Solution: va = 2gh = 2×10× 3 = 60m/s.
At point a, according to Newton's second law, the elastic force FN = MVA2R = 1× 600.2 = 300 N, and the direction is horizontal to the right.
(2) Conservation of mechanical energy? mg(R+H)= 12mvB2
Solution: VB = 2×10× (3+0.2)1= 8m/s.
Newton's second law μ g = Ma1+0 for slider and trolley.
Solution: a1= μ g = 0.5×10 = 5m/S2.
According to μ g = ma2
Solution: A2 = μ GM = 0.5×105 =1m/S2.
The slider decelerates uniformly, and the sliding speed is v1= VB-a1t = 8-5 = 3m/s.
Displacement s 1 = vbt? 12a 1t2=8× 1? 12× 5×1= 5.5m.
The trolley accelerates uniformly, and when the slider slides out, the trolley displacement S2 =12a2t2 =12×1×1= 0.5m.

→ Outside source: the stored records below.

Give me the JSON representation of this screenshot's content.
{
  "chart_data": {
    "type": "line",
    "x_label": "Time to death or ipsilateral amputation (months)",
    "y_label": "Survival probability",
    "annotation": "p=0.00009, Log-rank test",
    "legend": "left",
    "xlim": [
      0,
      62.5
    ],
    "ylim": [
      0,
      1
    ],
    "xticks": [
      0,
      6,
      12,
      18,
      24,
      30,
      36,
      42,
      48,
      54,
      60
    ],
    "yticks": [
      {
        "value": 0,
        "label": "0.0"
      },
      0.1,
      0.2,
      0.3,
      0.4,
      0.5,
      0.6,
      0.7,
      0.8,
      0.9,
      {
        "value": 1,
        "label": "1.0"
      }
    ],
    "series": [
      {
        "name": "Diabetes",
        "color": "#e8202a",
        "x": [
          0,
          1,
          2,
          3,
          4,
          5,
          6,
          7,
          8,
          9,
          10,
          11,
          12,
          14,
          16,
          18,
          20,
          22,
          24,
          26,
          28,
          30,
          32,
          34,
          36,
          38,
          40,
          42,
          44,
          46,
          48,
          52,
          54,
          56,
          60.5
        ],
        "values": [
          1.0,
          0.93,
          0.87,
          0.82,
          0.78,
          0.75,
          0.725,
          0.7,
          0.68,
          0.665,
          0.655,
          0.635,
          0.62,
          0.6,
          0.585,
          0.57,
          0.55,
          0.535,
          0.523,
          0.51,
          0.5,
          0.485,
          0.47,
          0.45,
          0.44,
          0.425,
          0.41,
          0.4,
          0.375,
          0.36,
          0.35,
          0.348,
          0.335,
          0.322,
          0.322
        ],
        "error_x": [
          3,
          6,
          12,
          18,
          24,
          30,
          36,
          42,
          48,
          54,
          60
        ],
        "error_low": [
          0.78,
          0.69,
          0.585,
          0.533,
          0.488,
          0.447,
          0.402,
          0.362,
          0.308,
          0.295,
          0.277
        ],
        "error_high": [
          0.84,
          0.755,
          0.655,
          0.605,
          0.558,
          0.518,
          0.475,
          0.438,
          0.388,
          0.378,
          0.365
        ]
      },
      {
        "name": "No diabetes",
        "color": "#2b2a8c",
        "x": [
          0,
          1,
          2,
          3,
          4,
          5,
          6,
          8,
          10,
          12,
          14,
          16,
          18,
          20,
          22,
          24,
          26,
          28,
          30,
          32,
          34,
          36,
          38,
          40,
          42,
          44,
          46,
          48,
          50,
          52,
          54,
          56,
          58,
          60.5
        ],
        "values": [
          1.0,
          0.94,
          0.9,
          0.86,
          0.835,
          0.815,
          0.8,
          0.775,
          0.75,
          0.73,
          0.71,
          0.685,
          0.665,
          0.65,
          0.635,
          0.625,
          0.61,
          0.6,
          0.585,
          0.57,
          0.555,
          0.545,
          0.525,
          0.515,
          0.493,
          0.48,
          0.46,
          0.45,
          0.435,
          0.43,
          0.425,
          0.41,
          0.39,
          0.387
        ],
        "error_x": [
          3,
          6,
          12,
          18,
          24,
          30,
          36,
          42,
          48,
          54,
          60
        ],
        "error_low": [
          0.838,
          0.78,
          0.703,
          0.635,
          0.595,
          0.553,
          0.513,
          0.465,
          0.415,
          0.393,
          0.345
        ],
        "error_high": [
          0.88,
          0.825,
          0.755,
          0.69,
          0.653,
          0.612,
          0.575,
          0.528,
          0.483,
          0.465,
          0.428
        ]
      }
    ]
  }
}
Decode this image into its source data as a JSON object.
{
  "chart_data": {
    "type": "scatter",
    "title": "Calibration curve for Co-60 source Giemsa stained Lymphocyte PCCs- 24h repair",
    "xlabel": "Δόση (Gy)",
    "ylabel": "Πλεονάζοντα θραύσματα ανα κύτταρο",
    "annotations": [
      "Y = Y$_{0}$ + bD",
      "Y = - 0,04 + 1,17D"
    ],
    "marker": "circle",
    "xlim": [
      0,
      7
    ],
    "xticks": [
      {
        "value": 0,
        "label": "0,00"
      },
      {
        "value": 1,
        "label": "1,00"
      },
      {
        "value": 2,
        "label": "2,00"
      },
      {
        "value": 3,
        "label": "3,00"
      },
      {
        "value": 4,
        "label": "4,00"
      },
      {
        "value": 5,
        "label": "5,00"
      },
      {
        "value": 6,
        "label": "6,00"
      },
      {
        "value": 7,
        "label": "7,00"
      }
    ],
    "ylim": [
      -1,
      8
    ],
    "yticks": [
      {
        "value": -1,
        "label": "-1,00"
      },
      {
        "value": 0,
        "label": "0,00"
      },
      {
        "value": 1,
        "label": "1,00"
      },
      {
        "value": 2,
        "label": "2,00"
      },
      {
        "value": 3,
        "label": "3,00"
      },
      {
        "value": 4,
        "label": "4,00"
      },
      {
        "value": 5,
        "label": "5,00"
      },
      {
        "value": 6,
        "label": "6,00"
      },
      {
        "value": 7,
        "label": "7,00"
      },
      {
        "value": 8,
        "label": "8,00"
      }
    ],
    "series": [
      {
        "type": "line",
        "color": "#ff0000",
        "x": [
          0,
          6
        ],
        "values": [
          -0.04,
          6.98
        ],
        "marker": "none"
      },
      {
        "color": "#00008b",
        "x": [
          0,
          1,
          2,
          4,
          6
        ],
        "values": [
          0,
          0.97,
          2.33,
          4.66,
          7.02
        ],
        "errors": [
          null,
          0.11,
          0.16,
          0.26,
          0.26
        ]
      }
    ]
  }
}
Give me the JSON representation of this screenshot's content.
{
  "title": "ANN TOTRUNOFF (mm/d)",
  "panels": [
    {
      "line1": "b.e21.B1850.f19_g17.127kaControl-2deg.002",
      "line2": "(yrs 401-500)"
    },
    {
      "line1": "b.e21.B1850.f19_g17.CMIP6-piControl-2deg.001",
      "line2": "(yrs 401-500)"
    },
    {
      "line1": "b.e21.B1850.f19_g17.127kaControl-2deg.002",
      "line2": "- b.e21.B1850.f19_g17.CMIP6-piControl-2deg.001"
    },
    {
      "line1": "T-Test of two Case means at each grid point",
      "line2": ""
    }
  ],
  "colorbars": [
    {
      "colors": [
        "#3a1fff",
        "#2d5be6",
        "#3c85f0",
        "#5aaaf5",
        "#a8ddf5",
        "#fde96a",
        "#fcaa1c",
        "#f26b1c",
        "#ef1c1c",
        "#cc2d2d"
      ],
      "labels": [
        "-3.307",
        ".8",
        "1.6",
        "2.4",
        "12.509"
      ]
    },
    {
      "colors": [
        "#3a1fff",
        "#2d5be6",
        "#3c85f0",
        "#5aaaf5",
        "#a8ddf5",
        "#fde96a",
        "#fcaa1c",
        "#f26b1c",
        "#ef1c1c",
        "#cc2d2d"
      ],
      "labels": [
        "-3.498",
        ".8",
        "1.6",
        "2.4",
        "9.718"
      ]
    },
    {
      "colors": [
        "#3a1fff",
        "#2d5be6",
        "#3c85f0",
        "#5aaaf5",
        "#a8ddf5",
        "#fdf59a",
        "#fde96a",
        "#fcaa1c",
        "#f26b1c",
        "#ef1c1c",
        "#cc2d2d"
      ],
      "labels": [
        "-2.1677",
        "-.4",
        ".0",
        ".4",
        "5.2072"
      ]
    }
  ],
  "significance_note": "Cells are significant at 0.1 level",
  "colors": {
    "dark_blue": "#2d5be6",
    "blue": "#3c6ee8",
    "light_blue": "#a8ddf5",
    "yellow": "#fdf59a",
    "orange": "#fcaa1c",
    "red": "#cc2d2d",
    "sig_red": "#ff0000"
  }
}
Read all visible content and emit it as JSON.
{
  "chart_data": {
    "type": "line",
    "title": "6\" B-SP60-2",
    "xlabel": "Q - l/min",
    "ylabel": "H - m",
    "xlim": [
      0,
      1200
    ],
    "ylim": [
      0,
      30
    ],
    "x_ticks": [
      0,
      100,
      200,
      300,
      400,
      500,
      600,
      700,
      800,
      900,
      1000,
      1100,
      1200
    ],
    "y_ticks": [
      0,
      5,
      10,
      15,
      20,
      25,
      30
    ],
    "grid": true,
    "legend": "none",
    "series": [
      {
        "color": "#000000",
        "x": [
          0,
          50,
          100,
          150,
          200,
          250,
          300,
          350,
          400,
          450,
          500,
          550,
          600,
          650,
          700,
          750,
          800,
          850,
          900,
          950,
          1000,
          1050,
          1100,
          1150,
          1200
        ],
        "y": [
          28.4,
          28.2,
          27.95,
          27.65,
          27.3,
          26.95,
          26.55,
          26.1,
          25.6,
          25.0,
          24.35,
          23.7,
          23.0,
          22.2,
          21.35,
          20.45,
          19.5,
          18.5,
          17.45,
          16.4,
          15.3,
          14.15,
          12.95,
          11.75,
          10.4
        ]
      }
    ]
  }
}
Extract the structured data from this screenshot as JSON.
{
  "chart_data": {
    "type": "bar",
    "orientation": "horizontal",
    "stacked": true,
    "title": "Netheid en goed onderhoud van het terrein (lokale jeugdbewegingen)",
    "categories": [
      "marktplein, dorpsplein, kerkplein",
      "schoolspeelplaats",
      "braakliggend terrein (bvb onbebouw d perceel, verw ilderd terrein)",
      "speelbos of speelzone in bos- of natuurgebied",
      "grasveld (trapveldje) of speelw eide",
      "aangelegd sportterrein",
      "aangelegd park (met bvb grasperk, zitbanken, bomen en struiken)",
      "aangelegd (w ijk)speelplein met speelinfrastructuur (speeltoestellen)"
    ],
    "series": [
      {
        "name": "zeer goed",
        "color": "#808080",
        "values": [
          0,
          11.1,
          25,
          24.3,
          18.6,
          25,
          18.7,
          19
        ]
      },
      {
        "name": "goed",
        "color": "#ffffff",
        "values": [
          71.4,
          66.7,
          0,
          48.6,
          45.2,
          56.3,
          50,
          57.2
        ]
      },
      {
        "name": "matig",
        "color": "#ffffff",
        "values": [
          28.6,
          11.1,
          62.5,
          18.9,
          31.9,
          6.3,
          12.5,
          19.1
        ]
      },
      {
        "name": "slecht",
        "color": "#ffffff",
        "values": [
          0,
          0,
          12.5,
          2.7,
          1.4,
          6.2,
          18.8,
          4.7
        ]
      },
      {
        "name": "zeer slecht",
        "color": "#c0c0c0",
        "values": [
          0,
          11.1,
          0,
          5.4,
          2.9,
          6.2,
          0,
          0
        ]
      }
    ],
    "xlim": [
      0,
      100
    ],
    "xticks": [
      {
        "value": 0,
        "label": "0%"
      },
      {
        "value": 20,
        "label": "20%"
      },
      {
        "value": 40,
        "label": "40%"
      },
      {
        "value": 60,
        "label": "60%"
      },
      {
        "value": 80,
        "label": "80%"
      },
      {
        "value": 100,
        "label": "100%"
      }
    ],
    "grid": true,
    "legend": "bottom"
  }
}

Speed V2 = A2t =/kloc-0 /×1=1m/s
The length of the skateboard L=s 1-s2=5.5-5=5m.
(3) After the slider slides out of the trolley, do flat throwing, and the trolley moves at a uniform speed, h = 12GT02.
Solution: t0 = 2hg = 2×1.810 = 0.6s.
The distance from the landing point to the right end of the trolley board is s = (v1-v2) t0 = (3-1) × 0.6 =1.2m.
Answer: (1) When the slider passes through point A, the elastic force on the slider is 300N and the direction is horizontal to the right.
(2) The length of the trolley is 5m.
(3) When the slider lands, its horizontal distance from the right end of the trolley is1.2m. 。